Yemen currently ranks as the country with the 4th-largest population of internally displaced people in the world. Home to over 29 million people, more than 4 million people have been displaced since the outset of the war in 2015. 3 million internally displaced persons are in need of humanitarian assistance, including 1 million of them who continue to live in camp sites.
In the Cash Consortium of Yemen, cash transfers have been chosen as an effective method to meet the urgent needs of families in need in Al Dhale’e Governorate. The fast delivery of humanitarian aid to provide financial assistance to the displaced within 14 days of their arrival at displacement camps allow newly internally displaced persons to buy different items according to their immediate needs.

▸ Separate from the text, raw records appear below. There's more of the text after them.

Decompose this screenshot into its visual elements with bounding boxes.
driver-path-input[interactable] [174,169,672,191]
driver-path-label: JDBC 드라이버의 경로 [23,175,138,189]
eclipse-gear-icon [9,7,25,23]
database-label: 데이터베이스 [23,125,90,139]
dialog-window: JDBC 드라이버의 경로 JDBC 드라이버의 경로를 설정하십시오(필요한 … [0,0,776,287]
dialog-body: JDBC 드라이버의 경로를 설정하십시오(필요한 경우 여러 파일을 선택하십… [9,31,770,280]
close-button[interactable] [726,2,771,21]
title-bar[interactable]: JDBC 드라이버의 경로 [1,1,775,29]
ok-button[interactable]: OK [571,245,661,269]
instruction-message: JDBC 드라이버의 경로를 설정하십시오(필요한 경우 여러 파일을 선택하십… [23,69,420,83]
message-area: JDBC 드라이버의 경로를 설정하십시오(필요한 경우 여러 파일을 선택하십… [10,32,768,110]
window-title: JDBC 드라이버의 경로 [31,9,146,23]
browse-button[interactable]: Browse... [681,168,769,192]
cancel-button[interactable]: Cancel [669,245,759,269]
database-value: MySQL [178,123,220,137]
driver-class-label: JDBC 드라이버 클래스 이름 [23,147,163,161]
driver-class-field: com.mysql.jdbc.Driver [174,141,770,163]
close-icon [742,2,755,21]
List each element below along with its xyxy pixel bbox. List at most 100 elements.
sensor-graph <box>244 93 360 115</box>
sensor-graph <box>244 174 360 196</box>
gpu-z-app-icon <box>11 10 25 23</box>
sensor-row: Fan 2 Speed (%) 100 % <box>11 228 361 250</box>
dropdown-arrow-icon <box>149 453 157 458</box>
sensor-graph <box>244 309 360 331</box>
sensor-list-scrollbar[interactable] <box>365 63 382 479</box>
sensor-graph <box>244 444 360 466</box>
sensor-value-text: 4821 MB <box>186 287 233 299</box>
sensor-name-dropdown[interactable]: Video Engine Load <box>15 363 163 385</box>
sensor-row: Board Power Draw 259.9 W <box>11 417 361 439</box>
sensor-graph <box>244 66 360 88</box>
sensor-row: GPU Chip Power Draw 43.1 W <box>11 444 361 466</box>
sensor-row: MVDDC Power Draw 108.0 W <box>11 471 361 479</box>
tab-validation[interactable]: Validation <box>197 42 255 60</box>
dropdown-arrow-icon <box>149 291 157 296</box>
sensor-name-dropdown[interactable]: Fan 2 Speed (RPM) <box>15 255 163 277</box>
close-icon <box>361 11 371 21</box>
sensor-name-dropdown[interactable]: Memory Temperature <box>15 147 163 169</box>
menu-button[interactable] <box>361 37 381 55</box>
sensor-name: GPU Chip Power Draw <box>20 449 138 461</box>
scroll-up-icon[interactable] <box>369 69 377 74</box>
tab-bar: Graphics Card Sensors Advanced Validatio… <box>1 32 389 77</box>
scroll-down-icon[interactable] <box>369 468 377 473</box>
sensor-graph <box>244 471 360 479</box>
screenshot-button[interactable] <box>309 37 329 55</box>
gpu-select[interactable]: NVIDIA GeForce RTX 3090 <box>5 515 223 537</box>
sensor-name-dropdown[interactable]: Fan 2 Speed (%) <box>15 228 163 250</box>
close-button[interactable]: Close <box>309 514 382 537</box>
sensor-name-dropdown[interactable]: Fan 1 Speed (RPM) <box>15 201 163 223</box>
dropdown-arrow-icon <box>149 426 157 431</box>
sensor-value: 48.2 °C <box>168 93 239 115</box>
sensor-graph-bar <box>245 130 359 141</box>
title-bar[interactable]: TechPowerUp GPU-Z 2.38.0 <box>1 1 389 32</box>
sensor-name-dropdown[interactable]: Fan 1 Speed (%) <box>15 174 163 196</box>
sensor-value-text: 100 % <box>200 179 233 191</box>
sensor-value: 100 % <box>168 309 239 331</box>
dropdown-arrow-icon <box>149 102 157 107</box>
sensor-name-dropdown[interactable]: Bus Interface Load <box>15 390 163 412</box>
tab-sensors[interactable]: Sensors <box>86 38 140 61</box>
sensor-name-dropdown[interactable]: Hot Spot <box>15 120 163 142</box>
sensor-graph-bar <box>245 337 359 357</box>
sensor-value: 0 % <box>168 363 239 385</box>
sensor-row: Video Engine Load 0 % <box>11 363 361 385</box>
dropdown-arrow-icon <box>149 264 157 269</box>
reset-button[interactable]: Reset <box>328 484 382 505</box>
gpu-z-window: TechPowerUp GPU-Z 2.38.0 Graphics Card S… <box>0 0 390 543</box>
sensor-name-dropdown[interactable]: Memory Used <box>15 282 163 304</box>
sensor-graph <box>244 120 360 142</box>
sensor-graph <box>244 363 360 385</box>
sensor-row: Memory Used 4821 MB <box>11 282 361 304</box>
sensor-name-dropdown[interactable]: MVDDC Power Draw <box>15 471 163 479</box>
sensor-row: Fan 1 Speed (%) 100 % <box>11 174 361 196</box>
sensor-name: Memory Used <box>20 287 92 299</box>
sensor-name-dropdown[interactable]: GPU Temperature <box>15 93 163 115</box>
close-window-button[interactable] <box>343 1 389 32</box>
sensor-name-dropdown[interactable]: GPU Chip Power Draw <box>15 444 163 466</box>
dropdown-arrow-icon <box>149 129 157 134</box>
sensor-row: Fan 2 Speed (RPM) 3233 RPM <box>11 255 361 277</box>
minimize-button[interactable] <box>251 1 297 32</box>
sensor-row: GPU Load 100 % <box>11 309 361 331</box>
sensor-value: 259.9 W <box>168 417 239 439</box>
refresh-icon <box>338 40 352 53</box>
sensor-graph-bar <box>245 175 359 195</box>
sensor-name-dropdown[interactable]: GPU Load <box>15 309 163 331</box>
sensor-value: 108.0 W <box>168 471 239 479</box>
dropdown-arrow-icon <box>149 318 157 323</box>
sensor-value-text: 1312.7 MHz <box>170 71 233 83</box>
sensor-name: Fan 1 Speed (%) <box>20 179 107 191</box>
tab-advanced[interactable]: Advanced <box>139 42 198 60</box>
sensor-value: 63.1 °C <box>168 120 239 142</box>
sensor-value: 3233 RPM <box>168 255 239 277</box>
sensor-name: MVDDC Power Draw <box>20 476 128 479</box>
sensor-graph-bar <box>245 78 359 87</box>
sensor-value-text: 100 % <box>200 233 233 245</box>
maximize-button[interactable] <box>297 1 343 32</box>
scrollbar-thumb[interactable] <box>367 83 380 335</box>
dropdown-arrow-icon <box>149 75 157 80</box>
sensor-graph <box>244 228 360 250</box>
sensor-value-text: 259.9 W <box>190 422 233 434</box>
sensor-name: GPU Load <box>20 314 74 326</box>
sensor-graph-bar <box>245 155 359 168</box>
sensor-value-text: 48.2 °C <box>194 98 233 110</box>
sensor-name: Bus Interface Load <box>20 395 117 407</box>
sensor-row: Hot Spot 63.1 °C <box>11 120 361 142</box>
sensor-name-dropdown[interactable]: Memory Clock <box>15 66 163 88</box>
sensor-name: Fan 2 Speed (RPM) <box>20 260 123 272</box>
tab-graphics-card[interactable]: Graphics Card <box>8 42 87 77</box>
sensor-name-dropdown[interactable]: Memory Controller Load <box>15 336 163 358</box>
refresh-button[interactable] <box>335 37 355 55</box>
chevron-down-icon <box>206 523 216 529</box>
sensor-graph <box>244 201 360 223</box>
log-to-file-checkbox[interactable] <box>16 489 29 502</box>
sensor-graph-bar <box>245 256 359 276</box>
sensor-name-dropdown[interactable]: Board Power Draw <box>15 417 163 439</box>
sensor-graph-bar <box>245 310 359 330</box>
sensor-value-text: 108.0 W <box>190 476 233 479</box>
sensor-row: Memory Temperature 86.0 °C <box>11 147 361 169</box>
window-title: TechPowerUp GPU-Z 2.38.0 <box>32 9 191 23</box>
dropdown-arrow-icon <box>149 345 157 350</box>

“Once I realized that the conflict had escalated and there was no hope for it to lessen, I decided to flee my home and village for the wellbeing of my children and wife.”
40-year-old-Rajeh further explained that he is grateful and disappointed at the same time. He is grateful because he and his family are alive and were able to escape the conflict without any harm. He then recounted that he and his family were disheartened to leave not just their house and belongings, but also the memories of their lives there.
“Where would we go now?” is what unsettlingly crossed Rajeh’s mind back then while fleeing their village. He then mentioned that: “I currently live in an Internally Displaced People camp and this is my first-time receiving cash distribution since I first arrived here”
He also stated: “this cash assistance is going to help me a lot in covering the basic necessities for my family”. He then explained that this cash assistance will help his family and him in buying food, water and looking after his family if they get sick.
With ECHO funding, ACTED will be distributing cash assistance to 1,388 newly displaced families and most vulnerable people from December, 2020 to July, 2021 alongside other organizations that are part of the DRC-led cash consortium.
The project established a rapid mechanism for the delivery of humanitarian assistance that provided financial assistance to families affected from floods and IDPs within 14 days of their arrival at the displacement camps.